Drosophila melanogaster, or fruit flies, have a long history of genetic research that has helped unravel processes of human development, and has helped to pinpoint various genetic problems. Bryantsev and Cripps were able to manipulate muscle fiber identity by using genes named Extradenticle and Homothorax to convert one muscle type into another. Their findings suggest that an evolutionarily conserved genetic pathway, also present in humans, determines muscle fiber differentiation.

"Our research shows that two different muscle types in fruit flies can be inter-converted, by changing the expression of two genes," said Cripps. "We show these two genes are at the top of a hierarchy of genes that control muscle fiber fate."

The scientists studied formation of two dramatically different muscles in the fly body, flight and jump muscles. The two-year project first involved identifying and cloning DNA elements that would report the proper development of each type of muscle.

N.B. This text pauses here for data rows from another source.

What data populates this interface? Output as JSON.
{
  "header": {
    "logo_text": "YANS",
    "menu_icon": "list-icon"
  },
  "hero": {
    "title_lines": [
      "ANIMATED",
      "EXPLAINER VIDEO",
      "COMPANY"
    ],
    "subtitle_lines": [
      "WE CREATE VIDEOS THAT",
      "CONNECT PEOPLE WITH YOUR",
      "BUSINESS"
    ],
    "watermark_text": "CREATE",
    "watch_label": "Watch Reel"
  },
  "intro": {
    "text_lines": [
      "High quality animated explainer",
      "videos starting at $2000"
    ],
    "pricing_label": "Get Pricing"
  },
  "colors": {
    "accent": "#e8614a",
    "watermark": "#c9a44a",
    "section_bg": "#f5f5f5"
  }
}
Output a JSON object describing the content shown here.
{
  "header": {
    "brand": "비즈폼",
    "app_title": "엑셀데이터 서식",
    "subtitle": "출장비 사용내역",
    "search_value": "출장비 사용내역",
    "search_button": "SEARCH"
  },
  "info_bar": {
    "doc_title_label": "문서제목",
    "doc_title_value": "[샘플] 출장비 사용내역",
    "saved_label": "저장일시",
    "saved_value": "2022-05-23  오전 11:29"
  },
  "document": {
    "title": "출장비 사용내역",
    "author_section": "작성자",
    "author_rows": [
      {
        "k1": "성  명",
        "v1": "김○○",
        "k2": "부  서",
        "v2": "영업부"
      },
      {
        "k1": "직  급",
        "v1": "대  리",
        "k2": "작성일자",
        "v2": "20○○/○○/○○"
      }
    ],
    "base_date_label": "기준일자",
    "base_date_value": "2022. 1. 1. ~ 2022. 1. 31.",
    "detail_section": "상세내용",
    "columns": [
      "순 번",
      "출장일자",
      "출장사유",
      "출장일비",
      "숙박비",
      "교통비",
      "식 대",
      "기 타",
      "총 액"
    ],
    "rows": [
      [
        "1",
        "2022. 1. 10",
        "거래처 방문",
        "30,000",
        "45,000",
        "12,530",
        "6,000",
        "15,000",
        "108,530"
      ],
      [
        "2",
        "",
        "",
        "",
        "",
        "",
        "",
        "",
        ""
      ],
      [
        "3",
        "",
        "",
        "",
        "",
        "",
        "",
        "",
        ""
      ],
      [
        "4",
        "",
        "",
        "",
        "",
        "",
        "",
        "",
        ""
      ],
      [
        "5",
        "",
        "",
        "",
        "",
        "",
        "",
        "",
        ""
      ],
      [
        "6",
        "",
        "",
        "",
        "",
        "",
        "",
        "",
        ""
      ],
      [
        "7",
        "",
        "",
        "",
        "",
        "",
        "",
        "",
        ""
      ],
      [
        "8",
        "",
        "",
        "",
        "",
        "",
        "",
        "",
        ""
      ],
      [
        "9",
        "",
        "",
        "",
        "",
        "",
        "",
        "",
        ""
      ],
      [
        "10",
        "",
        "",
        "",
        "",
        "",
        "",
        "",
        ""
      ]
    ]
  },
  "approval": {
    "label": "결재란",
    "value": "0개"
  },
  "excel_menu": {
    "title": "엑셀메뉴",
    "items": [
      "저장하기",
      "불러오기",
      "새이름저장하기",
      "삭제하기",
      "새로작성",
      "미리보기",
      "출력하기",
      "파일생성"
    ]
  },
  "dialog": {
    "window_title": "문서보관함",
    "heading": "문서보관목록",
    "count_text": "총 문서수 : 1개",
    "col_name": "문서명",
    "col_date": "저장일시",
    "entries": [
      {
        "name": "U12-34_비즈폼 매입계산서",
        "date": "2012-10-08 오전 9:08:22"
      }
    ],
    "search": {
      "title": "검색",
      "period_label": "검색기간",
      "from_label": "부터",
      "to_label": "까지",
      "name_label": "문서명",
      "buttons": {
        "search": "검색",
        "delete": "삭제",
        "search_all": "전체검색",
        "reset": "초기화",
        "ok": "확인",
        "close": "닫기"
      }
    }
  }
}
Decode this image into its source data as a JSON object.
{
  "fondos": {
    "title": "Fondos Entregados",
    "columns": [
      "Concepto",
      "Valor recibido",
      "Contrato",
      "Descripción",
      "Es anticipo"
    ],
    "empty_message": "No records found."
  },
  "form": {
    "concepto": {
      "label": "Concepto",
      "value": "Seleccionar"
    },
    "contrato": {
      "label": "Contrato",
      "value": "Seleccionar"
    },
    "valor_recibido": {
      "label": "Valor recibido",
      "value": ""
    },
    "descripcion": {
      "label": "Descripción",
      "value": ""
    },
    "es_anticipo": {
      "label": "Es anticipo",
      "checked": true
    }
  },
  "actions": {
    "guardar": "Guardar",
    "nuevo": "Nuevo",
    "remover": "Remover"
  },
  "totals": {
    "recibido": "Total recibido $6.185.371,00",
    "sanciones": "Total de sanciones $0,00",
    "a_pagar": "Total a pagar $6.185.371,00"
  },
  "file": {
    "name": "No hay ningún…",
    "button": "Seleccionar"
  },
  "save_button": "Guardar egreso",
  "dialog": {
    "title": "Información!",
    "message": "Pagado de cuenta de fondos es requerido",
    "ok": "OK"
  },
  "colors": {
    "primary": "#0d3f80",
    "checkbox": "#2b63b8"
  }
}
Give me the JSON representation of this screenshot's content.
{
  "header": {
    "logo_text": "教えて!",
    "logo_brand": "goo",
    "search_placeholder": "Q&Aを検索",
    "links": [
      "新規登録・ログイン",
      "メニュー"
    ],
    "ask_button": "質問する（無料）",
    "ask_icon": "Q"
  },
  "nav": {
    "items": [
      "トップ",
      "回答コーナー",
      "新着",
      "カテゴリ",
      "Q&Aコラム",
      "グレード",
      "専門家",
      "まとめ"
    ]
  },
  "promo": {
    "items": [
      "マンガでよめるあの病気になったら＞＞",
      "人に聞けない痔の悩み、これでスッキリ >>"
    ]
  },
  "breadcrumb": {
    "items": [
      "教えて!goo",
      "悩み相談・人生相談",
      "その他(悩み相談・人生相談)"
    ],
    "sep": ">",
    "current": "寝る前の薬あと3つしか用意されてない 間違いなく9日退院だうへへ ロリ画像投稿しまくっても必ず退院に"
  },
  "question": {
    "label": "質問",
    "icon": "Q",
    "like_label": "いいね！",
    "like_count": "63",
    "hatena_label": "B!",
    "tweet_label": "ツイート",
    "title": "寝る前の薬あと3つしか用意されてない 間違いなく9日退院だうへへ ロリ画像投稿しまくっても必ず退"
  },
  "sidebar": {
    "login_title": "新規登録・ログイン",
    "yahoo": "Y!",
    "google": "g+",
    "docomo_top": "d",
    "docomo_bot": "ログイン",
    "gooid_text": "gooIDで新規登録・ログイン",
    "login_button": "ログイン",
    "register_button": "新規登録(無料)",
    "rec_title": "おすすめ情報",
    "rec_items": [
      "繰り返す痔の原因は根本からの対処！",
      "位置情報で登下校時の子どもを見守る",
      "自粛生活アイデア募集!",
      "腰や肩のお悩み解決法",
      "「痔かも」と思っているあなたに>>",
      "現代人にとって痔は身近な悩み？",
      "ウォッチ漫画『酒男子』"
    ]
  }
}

"There are two molecular reporters we used," said Bryantsev. "One reporter tells if the flight muscle forms, and the other if the jump muscle forms."

The constructed reporters were then analyzed under conditions when various master control genes were experimentally turned off, or knocked down. Following the analysis of over 70 gene knockdowns, Bryantsev et al. found that selective knockdown of Extradenticle or Homothorax caused the flight muscle reporter to be active at much lower levels, while the jump muscle reporter dramatically increased its activity.

"This suggested to us that the flight muscles were turning into jump muscles." Bryantsev said. "When we looked inside the mutant flies, and saw that the morphology of the flight muscles was instead comprised of more jump-like muscles, we couldn't believe it. We did the tests again and again and still got the same result. We then did a crazy experiment, where we forced these two genes to be expressed in jump muscles, and it turned the jump muscle into a flight muscle. That was when we knew we had uncovered an important and basic mechanism for controlling muscle fiber identity."

"Muscle fibers are specialized to perform different tasks in the body, and this research has identified key genes that control this differentiation process during fly development," said Susan Haynes, Ph.D., of the National Institutes of Health's National Institute of General Medical Sciences, which partially funded the work. "Because these genes are also found in mammals, these findings may provide important insights into human muscle performance and the underlying causes of certain muscle diseases."

Several UNM researchers, including graduate student TyAnna Lovato and research technician Sandy Duong, played important roles in the discovery. The work also featured a collaboration with Juli Uhl and Brian Gebelein from Cincinnati Children's Hospital.

"I helped with developing the RNAi screen, generated many of the transgenic lines that were used, and carried out the in situ hybridization experiments." said Lovato.

Duong performed the extensive screening experiments that led to the discovery of the two genes' roles.

"I did a large portion of the RNAi screen as well as the sectioning and staining of the samples," said Duong. "I helped TyAnna with the in situs and Tonya (Brunetti, another graduate student) on the biochemical assays, by providing the sections."

The research also features contributions from Biology undergraduate majors, who spent long hours between classes in the research laboratory. Co-author and undergraduate student Cloyce Nelson said the research was one of the most exciting experiences she had as an undergraduate.

"Through this experience I was able to fully immerse myself in my major, as well as learn many aspects about being a biologist that are not taught in the classroom," said Nelson. "I was able to work on the beginning stages of this project, and it was an honor to assist many talented people to bring it to completion. Seeing our research published has demonstrated how my work can have a broader impact on scientific advancements. This has inspired me, and given me confidence that my academic efforts can lead to real world results."

While we won't be seeing fruit flies at the Olympics any time soon, the results of the research could play a key role in ongoing studies involving mammals. The same genes used in the Drosophila research are also found in humans.